In order to mimic current clinical practice, where post-test interpretation is solely done by the clinician (expert opinion), no clear definition or unambiguous identification of artifacts/noise were used during the manual data selection. This, of course, lowers the reproducibility of the study. This issue has been addressed in the discussion section.
Finally, this study only included subjects with normal vestibular function and therefore no conclusions regarding v-HIT testing on subjects actually suffering from vestibular disorders may be drawn. The role and impact of pathological saccades following manual data selection has not been considered in this study, as it only deals with gain alterations. However, the definition of a pathological v-HIT test often includes the combination of low gain values together with concomitant pathological saccades. Furthermore, the subjects included in this study represent a rather heterogeneous population, as subjects were either patients scheduled for a regular appointment at the Department or volunteers. Future studies must clarify whether similar results are applicable for subjects with vestibular disorders.
Conclusion
Averaged gain values for all six SCCs with Eye-SeeCam® and averaged gain values of the lateral SCCs and one vertical SCC with ICS Impulse® were not significantly altered by manual data selection. However, manual data selection following vertical SCC testing with ICS Impulse® did significantly alter averaged gain values for three of the four vertical SCCs. All averaged gain mean differences were very low and would therefore not have any impact on whether a test is considered normal or pathological.

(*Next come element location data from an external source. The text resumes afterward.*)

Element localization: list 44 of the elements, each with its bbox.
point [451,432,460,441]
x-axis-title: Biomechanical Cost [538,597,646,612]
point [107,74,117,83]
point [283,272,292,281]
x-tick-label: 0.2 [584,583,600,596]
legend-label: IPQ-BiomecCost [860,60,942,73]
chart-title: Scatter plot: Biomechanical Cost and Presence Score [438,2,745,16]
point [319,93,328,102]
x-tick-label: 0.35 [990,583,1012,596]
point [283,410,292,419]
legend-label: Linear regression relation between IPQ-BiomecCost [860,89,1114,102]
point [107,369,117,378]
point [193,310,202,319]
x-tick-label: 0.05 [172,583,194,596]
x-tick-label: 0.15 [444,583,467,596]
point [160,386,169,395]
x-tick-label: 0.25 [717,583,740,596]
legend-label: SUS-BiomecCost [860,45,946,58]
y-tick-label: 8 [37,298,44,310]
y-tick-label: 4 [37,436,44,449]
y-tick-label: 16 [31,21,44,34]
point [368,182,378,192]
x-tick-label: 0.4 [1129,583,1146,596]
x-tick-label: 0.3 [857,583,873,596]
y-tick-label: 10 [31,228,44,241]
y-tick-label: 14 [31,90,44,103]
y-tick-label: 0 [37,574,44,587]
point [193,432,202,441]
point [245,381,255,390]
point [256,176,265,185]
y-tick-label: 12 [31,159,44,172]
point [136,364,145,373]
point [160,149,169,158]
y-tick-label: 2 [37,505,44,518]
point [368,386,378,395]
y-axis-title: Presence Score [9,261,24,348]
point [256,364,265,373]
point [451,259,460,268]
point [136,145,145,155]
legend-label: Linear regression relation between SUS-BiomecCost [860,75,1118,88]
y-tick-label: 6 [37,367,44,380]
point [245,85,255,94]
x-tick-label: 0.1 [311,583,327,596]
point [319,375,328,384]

In a few tests the change in averaged gain value had clinical relevance, changing the conclusion of the test from normal to pathological. However, only 0.7% fewer tests were pathological after manual data selection.
The above emphasizes the importance of a mandatory and continuous evaluation of the test quality upon completion of every individual v-HIT test and based upon this, a subsequent decision on whether the test needs to undergo manual data selection or instead must be repeated. However, manual data selection is often not necessary if the test is considered not to be affected by noise/artifacts.
Furthermore, this study included subjects with presumed normal vestibular function and the above may not be applicable for subjects with vestibular pathologies.
Finally, the level of experience did not have any influence on the impact of manual data selection.